De nombreux héritiers
Dans sa façon de mêler thèmes (musicaux) et thèmes (narratifs), Tellier ne fait pas autre chose. Sa musique pourrait autant évoquer la scène d’un Chabrol (L’Incroyable Vérité), que celle d’un porno seventies – rejoignant Air sur ce terrain de jeu un peu coquin avec son album Sexuality (2008). Plus que la virtuosité d’un musicien, c’est l’imagination qui mène la danse : “Tu poses une base et t’entends un thème. Je ne crois pas que ça demande d’avoir une connaissance de la théorie musicale poussée”, précise Alexis.

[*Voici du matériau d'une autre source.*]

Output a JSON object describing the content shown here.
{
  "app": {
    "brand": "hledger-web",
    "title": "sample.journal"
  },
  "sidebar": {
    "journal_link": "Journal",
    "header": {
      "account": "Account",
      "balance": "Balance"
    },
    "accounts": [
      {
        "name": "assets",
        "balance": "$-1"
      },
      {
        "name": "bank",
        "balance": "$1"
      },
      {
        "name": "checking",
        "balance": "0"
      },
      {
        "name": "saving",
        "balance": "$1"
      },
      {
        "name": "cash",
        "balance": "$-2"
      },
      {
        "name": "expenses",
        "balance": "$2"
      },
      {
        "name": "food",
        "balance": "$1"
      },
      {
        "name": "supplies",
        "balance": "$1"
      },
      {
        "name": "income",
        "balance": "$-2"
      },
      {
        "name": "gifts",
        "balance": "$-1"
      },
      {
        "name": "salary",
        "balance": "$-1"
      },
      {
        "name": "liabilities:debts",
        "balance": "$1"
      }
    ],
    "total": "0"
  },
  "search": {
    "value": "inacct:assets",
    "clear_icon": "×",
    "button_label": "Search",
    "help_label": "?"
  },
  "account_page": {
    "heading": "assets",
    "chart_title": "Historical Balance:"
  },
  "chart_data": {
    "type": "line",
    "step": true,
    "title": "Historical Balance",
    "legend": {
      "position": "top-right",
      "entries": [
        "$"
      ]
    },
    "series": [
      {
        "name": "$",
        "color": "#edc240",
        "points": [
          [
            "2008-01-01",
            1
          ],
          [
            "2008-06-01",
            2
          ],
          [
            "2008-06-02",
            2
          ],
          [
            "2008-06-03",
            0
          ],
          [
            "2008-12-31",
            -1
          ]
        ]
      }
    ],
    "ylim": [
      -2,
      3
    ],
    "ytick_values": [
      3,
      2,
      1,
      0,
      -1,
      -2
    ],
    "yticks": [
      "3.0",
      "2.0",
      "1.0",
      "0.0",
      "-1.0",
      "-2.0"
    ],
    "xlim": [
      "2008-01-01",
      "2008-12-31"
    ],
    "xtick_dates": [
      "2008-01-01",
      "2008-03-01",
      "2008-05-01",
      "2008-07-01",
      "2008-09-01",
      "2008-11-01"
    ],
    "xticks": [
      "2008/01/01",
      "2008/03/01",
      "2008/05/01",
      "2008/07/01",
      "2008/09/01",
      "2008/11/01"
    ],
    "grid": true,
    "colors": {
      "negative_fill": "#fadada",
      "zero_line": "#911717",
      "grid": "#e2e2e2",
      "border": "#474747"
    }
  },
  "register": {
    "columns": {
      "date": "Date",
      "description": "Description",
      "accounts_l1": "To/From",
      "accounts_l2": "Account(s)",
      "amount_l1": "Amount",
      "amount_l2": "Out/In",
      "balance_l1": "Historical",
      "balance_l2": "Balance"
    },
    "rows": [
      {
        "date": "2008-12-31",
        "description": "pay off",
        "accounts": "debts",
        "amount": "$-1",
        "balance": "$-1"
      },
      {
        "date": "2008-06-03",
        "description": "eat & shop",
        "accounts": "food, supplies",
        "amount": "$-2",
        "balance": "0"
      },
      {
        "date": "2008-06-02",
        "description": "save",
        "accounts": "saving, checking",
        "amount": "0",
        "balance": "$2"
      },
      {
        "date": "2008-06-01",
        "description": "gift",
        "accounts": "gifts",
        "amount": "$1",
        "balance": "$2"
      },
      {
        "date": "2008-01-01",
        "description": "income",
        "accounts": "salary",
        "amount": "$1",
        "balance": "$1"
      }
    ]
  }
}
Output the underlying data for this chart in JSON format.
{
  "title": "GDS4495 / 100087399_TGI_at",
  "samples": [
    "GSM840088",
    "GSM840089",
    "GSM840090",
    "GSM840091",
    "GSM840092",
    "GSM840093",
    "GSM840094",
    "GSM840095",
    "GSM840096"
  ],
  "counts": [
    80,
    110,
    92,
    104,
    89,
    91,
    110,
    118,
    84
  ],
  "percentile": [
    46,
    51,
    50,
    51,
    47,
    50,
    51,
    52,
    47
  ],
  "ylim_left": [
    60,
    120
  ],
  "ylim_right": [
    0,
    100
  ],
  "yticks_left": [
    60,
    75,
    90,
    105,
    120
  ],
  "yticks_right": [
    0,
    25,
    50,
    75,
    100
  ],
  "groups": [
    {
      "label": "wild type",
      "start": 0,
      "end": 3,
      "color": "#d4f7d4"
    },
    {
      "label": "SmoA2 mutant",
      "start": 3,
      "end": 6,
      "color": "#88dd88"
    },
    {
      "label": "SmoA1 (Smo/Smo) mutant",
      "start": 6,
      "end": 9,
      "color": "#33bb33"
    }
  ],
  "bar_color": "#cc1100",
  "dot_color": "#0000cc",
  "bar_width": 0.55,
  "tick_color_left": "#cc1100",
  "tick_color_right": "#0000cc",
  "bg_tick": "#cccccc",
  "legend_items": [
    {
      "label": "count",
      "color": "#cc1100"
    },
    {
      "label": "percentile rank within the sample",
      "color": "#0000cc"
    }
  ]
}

Aujourd’hui, de Bon Voyage Organisation, à Biche, en passant par Julien Gasc, Aquaserge, Catastrophe ou le Klub des Loosers, la jeune scène française continue de tirer le fil de ce label de qualité français que sont l’exaltation des images et l’ingéniosité des arrangements : “Il y a une tendance à reléguer les thèmes et les mélodies au second plan dans ce qu’on entend partout. Il faut que ça chante, que le rythme soit très en avant et le son ultra-compressé. T’as beaucoup moins d’harmonies, qui sont des choses que l’on adore jouer et écouter dans cette musique”, conclut Emile. Le prodige de Sébastien Tellier aura été de concilier image et mélodie. En d’autres termes, d’infuser la pop d’aujourd’hui et pour toujours.